Located in Rudy, Arkansas
Serving Fort Smith, Van Buren, and surrounding areas

Switching Venues

Switching Venues

Because your dog does not necessarily understand that a cue means the same thing in a new location as it does where you have trained it, when you first start a behavior it is helpful to change locations once your dog is successful.

What I mean by this is:  If your dog has learned to sit in your living room, it doesn’t mean he has learned to sit anywhere else.  So once he’s figured it out in the living room, move to a new location.

Try to see switching locations as a progression, like climbing a ladder.  If you try to go from the bottom rung on the ladder to the top rung you are sure to fall.  Instead, take the steps in order, getting increasingly closer to the goal.

This concept is the same for any cue you teach.  For each cue you should plan to introduce the cue in different locations.

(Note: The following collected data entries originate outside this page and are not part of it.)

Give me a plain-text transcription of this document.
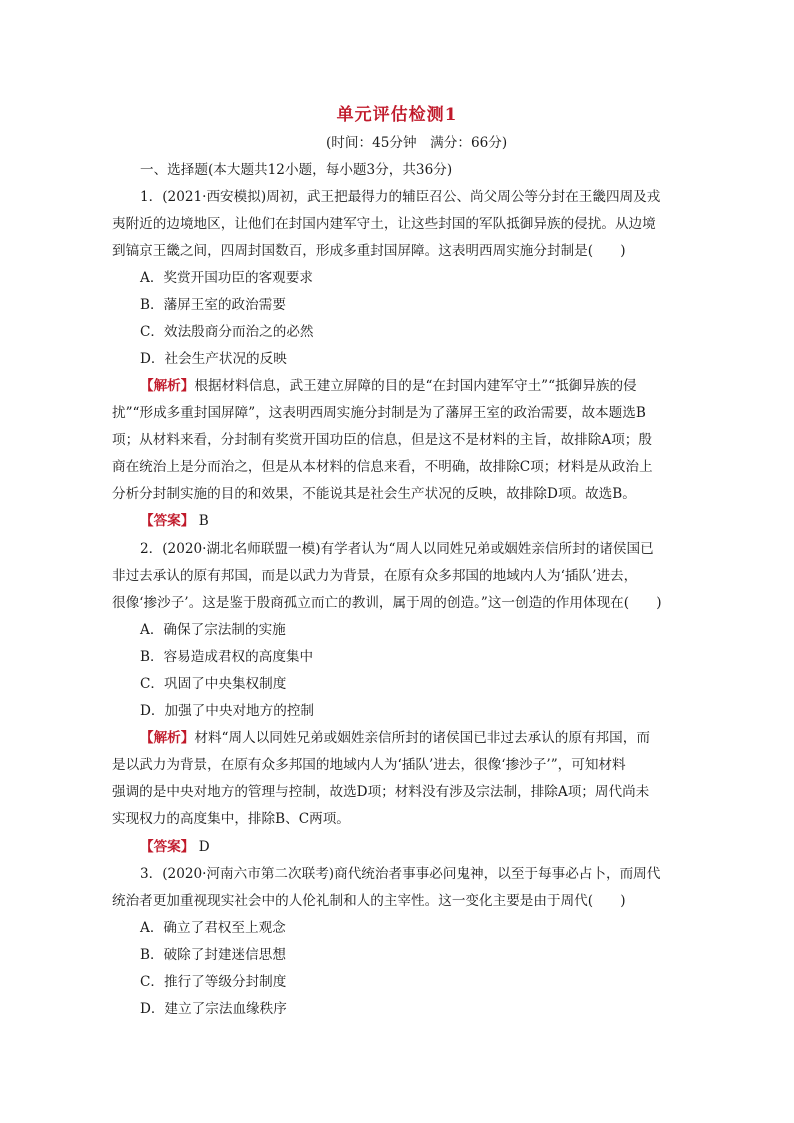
单元评估检测1
(时间：45分钟　满分：66分)
一、选择题(本大题共12小题，每小题3分，共36分)
1．(2021·西安模拟)周初，武王把最得力的辅臣召公、尚父周公等分封在王畿四周及戎
夷附近的边境地区，让他们在封国内建军守土，让这些封国的军队抵御异族的侵扰。从边境
到镐京王畿之间，四周封国数百，形成多重封国屏障。这表明西周实施分封制是(　　)
A．奖赏开国功臣的客观要求
B．藩屏王室的政治需要
C．效法殷商分而治之的必然
D．社会生产状况的反映
【解析】根据材料信息，武王建立屏障的目的是“在封国内建军守土”“抵御异族的侵
扰”“形成多重封国屏障”，这表明西周实施分封制是为了藩屏王室的政治需要，故本题选B
项；从材料来看，分封制有奖赏开国功臣的信息，但是这不是材料的主旨，故排除A项；殷
商在统治上是分而治之，但是从本材料的信息来看，不明确，故排除C项；材料是从政治上
分析分封制实施的目的和效果，不能说其是社会生产状况的反映，故排除D项。故选B。
【答案】 B
2．(2020·湖北名师联盟一模)有学者认为“周人以同姓兄弟或姻姓亲信所封的诸侯国已
非过去承认的原有邦国，而是以武力为背景，在原有众多邦国的地域内人为‘插队’进去，
很像‘掺沙子’。这是鉴于殷商孤立而亡的教训，属于周的创造。”这一创造的作用体现在(　　)
A．确保了宗法制的实施
B．容易造成君权的高度集中
C．巩固了中央集权制度
D．加强了中央对地方的控制
【解析】材料“周人以同姓兄弟或姻姓亲信所封的诸侯国已非过去承认的原有邦国，而
是以武力为背景，在原有众多邦国的地域内人为‘插队’进去，很像‘掺沙子’”，可知材料
强调的是中央对地方的管理与控制，故选D项；材料没有涉及宗法制，排除A项；周代尚未
实现权力的高度集中，排除B、C两项。
【答案】 D
3．(2020·河南六市第二次联考)商代统治者事事必问鬼神，以至于每事必占卜，而周代
统治者更加重视现实社会中的人伦礼制和人的主宰性。这一变化主要是由于周代(　　)
A．确立了君权至上观念
B．破除了封建迷信思想
C．推行了等级分封制度
D．建立了宗法血缘秩序
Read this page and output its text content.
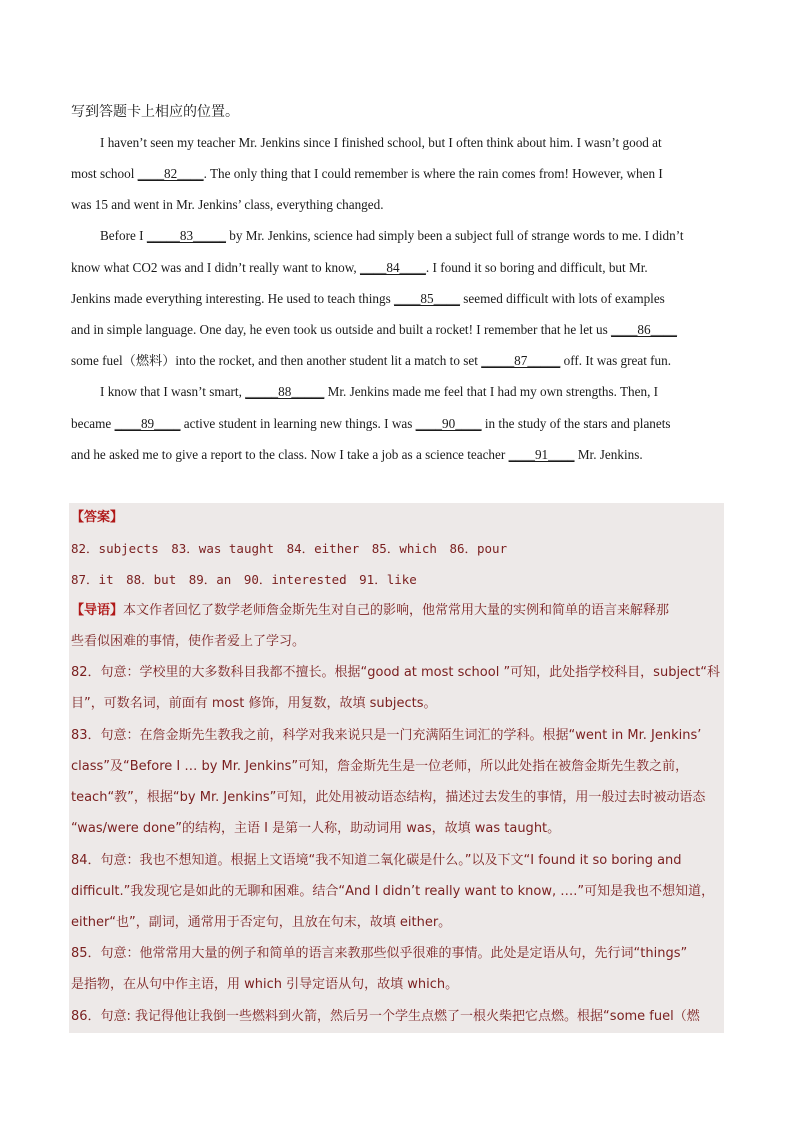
写到答题卡上相应的位置。
I haven’t seen my teacher Mr. Jenkins since I finished school, but I often think about him. I wasn’t good at
most school ____82____. The only thing that I could remember is where the rain comes from! However, when I
was 15 and went in Mr. Jenkins’ class, everything changed.
Before I _____83_____ by Mr. Jenkins, science had simply been a subject full of strange words to me. I didn’t
know what CO2 was and I didn’t really want to know, ____84____. I found it so boring and difficult, but Mr.
Jenkins made everything interesting. He used to teach things ____85____ seemed difficult with lots of examples
and in simple language. One day, he even took us outside and built a rocket! I remember that he let us ____86____
some fuel（燃料）into the rocket, and then another student lit a match to set _____87_____ off. It was great fun.
I know that I wasn’t smart, _____88_____ Mr. Jenkins made me feel that I had my own strengths. Then, I
became ____89____ active student in learning new things. I was ____90____ in the study of the stars and planets
and he asked me to give a report to the class. Now I take a job as a science teacher ____91____ Mr. Jenkins.
【答案】
82．subjects　83．was taught　84．either　85．which　86．pour
87．it　88．but　89．an　90．interested　91．like
【导语】本文作者回忆了数学老师詹金斯先生对自己的影响，他常常用大量的实例和简单的语言来解释那
些看似困难的事情，使作者爱上了学习。
82．句意：学校里的大多数科目我都不擅长。根据“good at most school ”可知，此处指学校科目，subject“科
目”，可数名词，前面有 most 修饰，用复数，故填 subjects。
83．句意：在詹金斯先生教我之前，科学对我来说只是一门充满陌生词汇的学科。根据“went in Mr. Jenkins’
class”及“Before I … by Mr. Jenkins”可知，詹金斯先生是一位老师，所以此处指在被詹金斯先生教之前，
teach“教”，根据“by Mr. Jenkins”可知，此处用被动语态结构，描述过去发生的事情，用一般过去时被动语态
“was/were done”的结构，主语 I 是第一人称，助动词用 was，故填 was taught。
84．句意：我也不想知道。根据上文语境“我不知道二氧化碳是什么。”以及下文“I found it so boring and
difficult.”我发现它是如此的无聊和困难。结合“And I didn’t really want to know, ….”可知是我也不想知道，
either“也”，副词，通常用于否定句，且放在句末，故填 either。
85．句意：他常常用大量的例子和简单的语言来教那些似乎很难的事情。此处是定语从句，先行词“things”
是指物，在从句中作主语，用 which 引导定语从句，故填 which。
86．句意: 我记得他让我倒一些燃料到火箭，然后另一个学生点燃了一根火柴把它点燃。根据“some fuel（燃
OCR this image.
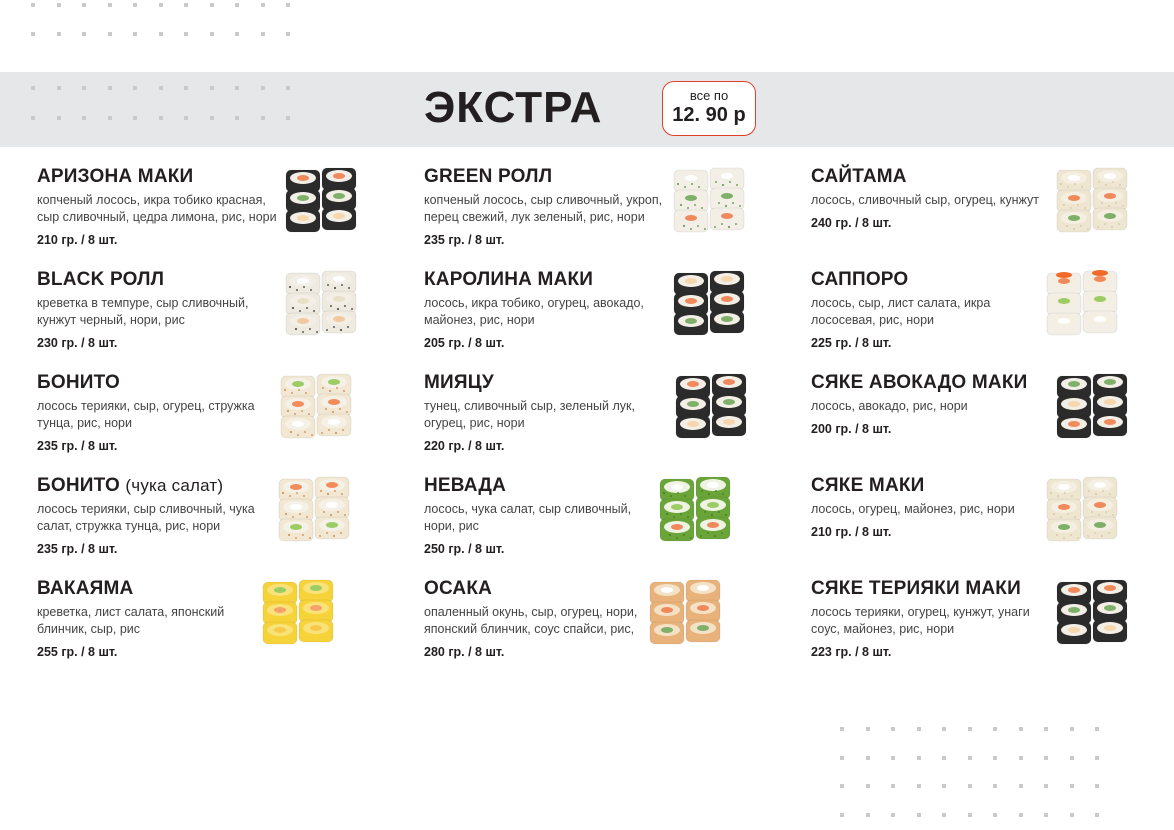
ЭКСТРА	все по
12. 90 р
АРИЗОНА МАКИ
копченый лосось, икра тобико красная, сыр сливочный, цедра лимона, рис, нори
210 гр. / 8 шт.
BLACK РОЛЛ
креветка в темпуре, сыр сливочный, кунжут черный, нори, рис
230 гр. / 8 шт.
БОНИТО
лосось терияки, сыр, огурец, стружка тунца, рис, нори
235 гр. / 8 шт.
БОНИТО (чука салат)
лосось терияки, сыр сливочный, чука салат, стружка тунца, рис, нори
235 гр. / 8 шт.
ВАКАЯМА
креветка, лист салата, японский блинчик, сыр, рис
255 гр. / 8 шт.
GREEN РОЛЛ
копченый лосось, сыр сливочный, укроп, перец свежий, лук зеленый, рис, нори
235 гр. / 8 шт.
КАРОЛИНА МАКИ
лосось, икра тобико, огурец, авокадо, майонез, рис, нори
205 гр. / 8 шт.
МИЯЦУ
тунец, сливочный сыр, зеленый лук, огурец, рис, нори
220 гр. / 8 шт.
НЕВАДА
лосось, чука салат, сыр сливочный, нори, рис
250 гр. / 8 шт.
ОСАКА
опаленный окунь, сыр, огурец, нори, японский блинчик, соус спайси, рис,
280 гр. / 8 шт.
САЙТАМА
лосось, сливочный сыр, огурец, кунжут
240 гр. / 8 шт.
САППОРО
лосось, сыр, лист салата, икра лососевая, рис, нори
225 гр. / 8 шт.
СЯКЕ АВОКАДО МАКИ
лосось, авокадо, рис, нори
200 гр. / 8 шт.
СЯКЕ МАКИ
лосось, огурец, майонез, рис, нори
210 гр. / 8 шт.
СЯКЕ ТЕРИЯКИ МАКИ
лосось терияки, огурец, кунжут, унаги соус, майонез, рис, нори
223 гр. / 8 шт.
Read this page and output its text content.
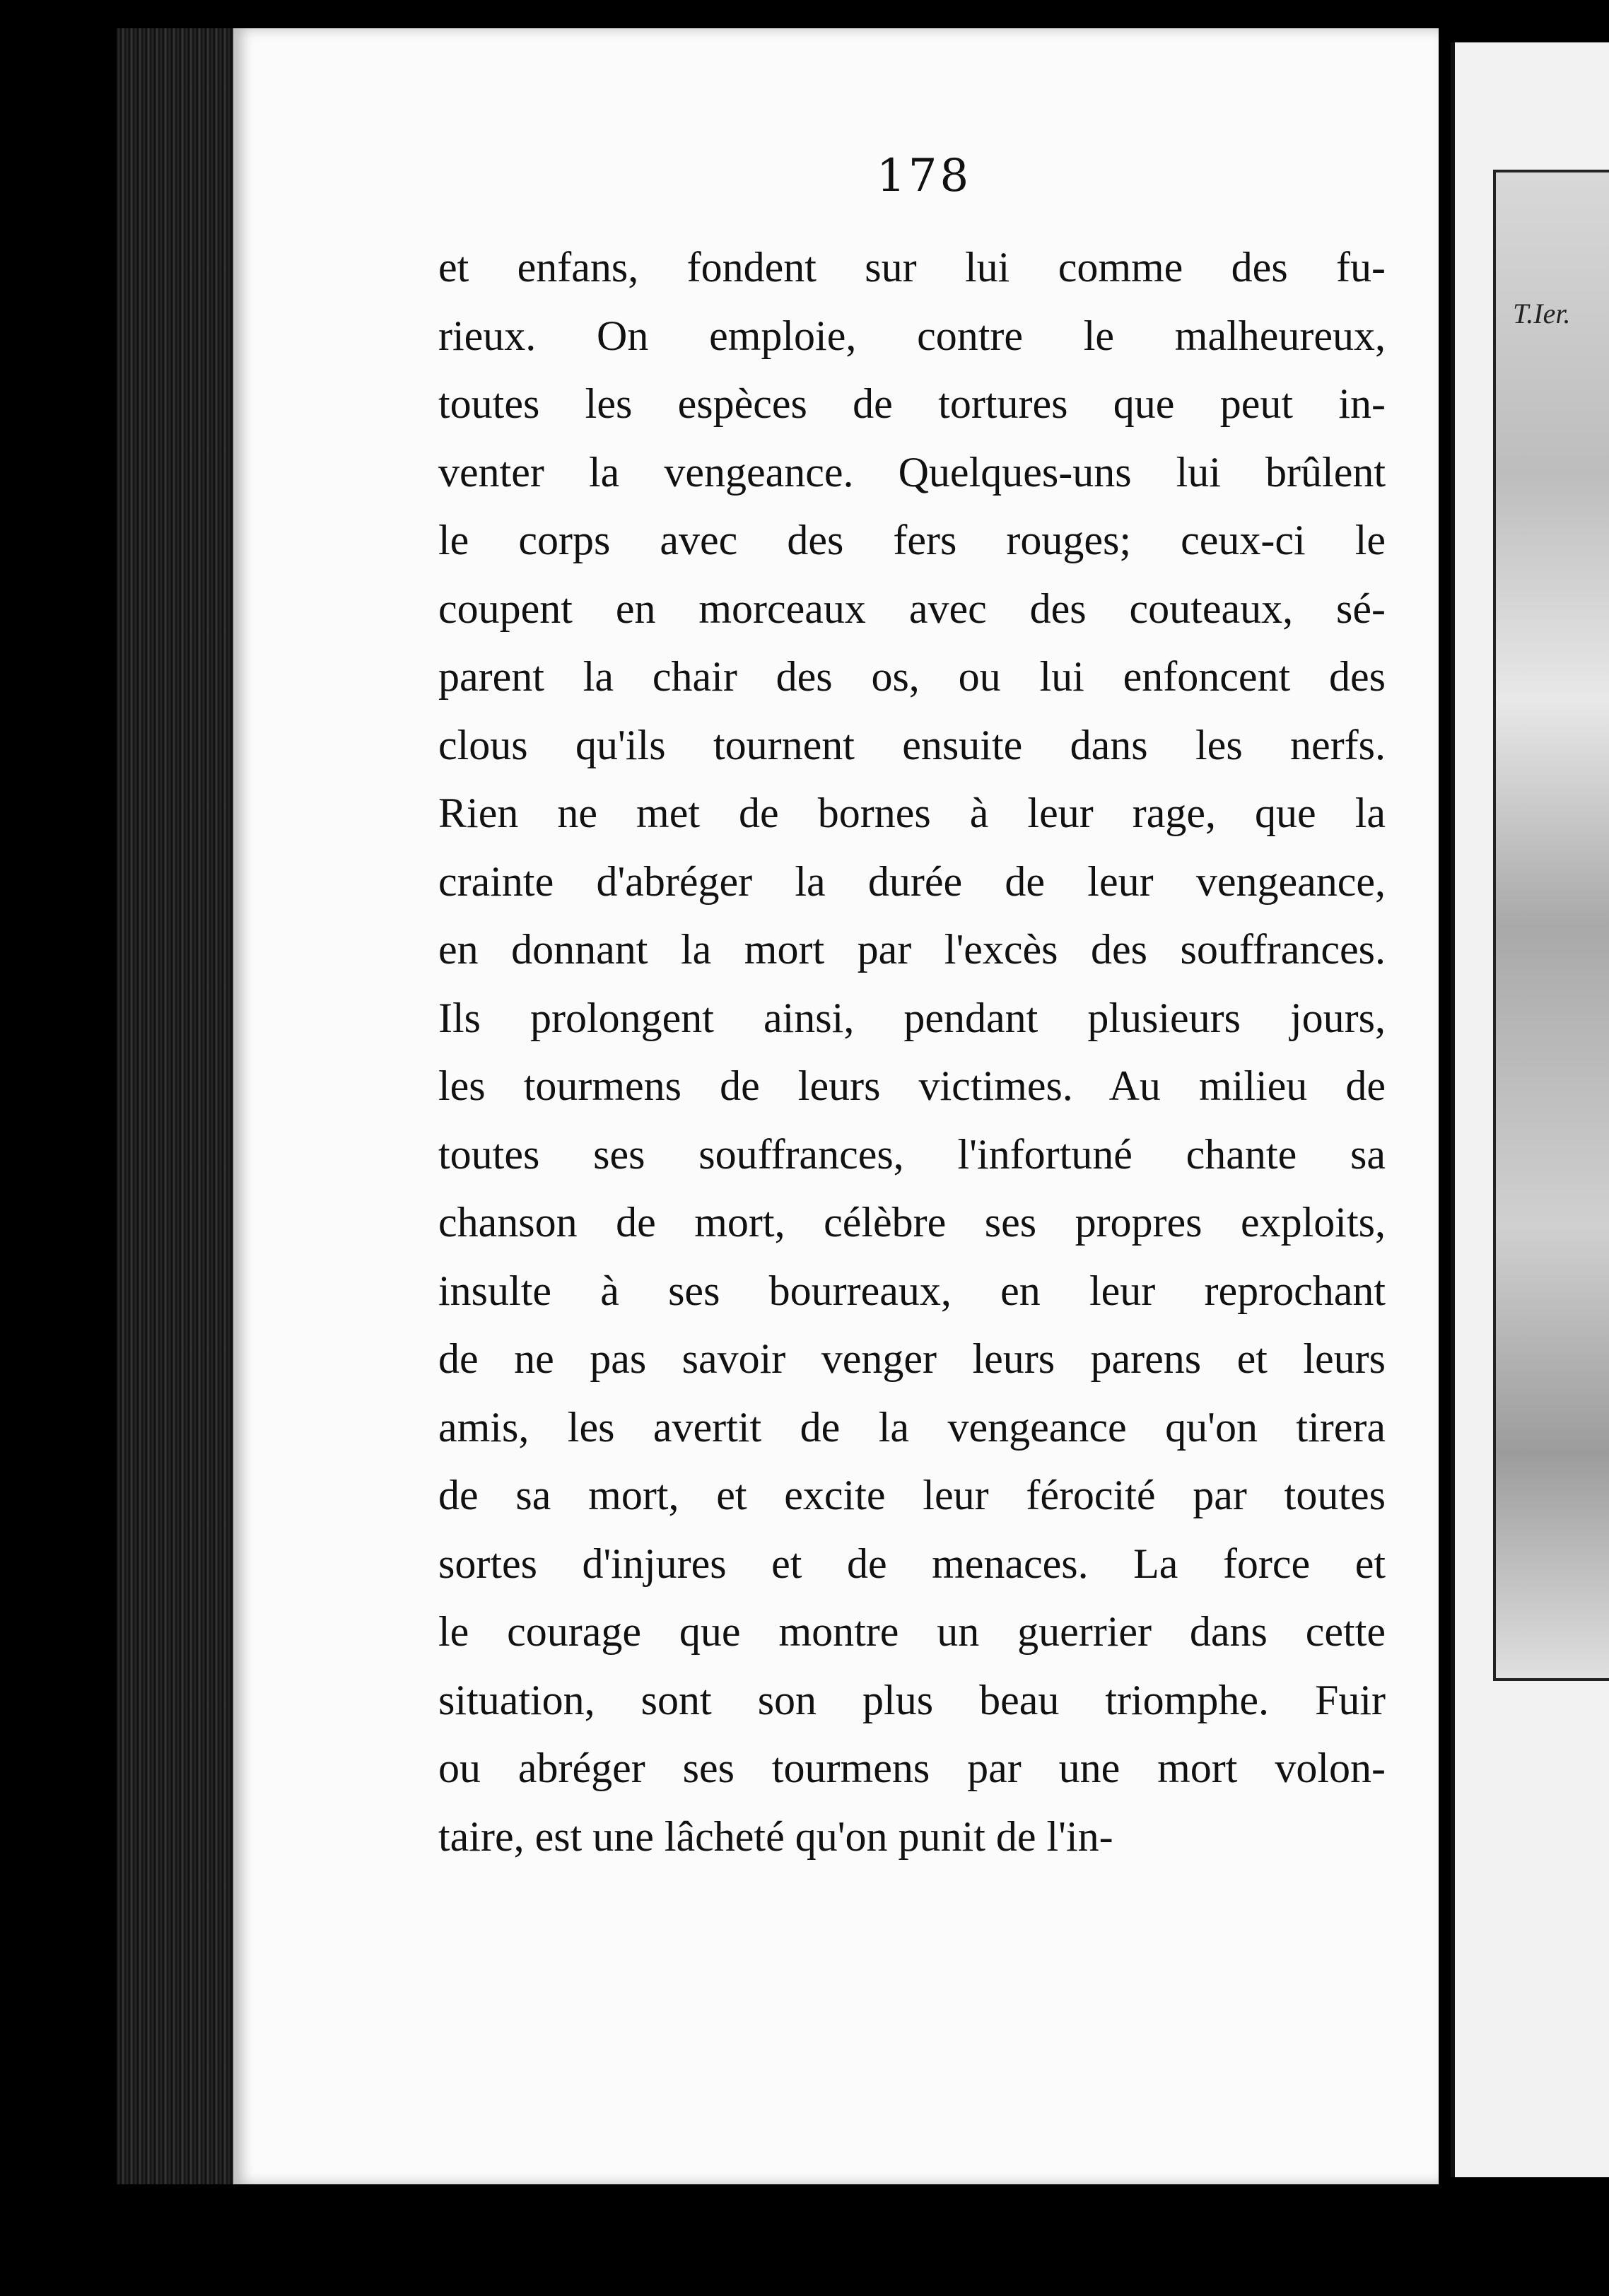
178
et enfans, fondent sur lui comme des fu-
rieux. On emploie, contre le malheureux,
toutes les espèces de tortures que peut in-
venter la vengeance. Quelques-uns lui brûlent
le corps avec des fers rouges; ceux-ci le
coupent en morceaux avec des couteaux, sé-
parent la chair des os, ou lui enfoncent des
clous qu'ils tournent ensuite dans les nerfs.
Rien ne met de bornes à leur rage, que la
crainte d'abréger la durée de leur vengeance,
en donnant la mort par l'excès des souffrances.
Ils prolongent ainsi, pendant plusieurs jours,
les tourmens de leurs victimes. Au milieu de
toutes ses souffrances, l'infortuné chante sa
chanson de mort, célèbre ses propres exploits,
insulte à ses bourreaux, en leur reprochant
de ne pas savoir venger leurs parens et leurs
amis, les avertit de la vengeance qu'on tirera
de sa mort, et excite leur férocité par toutes
sortes d'injures et de menaces. La force et
le courage que montre un guerrier dans cette
situation, sont son plus beau triomphe. Fuir
ou abréger ses tourmens par une mort volon-
taire, est une lâcheté qu'on punit de l'in-
T.Ier.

Here is what this might look like:

  1. You teach your dog sit (or any other behavior) in your living room.  He/she does it 95% of the time when you are in your living room.
  2. You take your dog into the garage, but your dog won’t sit.
  3. You reintroduce the sit by capturing it (starting from scratch), and you work back up to where your dog is doing it consistently in the garage.
  4. You walk outside into the back yard.  Your dog will not sit.
  5. You reintroduce it again, this time in the back yard.  Your dog quickly becomes consistent at performing the behavior.
  6. You move to the front yard and retrain the behavior.  It goes quickly.
  7. You move to the street and do it again.
  8. You take your dog to a quiet park during a time when few people are there and you stay far from anyone.
  9. You go to the home improvement store that allows dogs during a time when they are not busy.  You work in the farthest corner of the parking lot from the building.
  10. The next time you go, you go inside and work there.
  11. You go back at a time when they have just slightly more traffic and work inside as far away from anyone as you can get.  You don’t let anyone greet your dog so he/she never gets too excited.
  12. You go back at a time that is moderately busy, but you make a point to stay away from everyone.
  13. You go back when it’s slow again, but this time you let people get closer to your dog and you capture until your dog has calmed down and is ready to perform.
  14. You work when it’s less slow and let people get closer.
  15. You move to the nearest farm supply store and work through the steps there.
  16. You go to a moderately crowded park and work there.
  17. You go about a dozen other places before you even think about stepping into a dog park or a pet store and expecting your dog to be successful.  Those are the top of the ladder.  Don’t ask your dog to do something that will lead to failure.  You cannot go too slow, but you can definitely go too fast.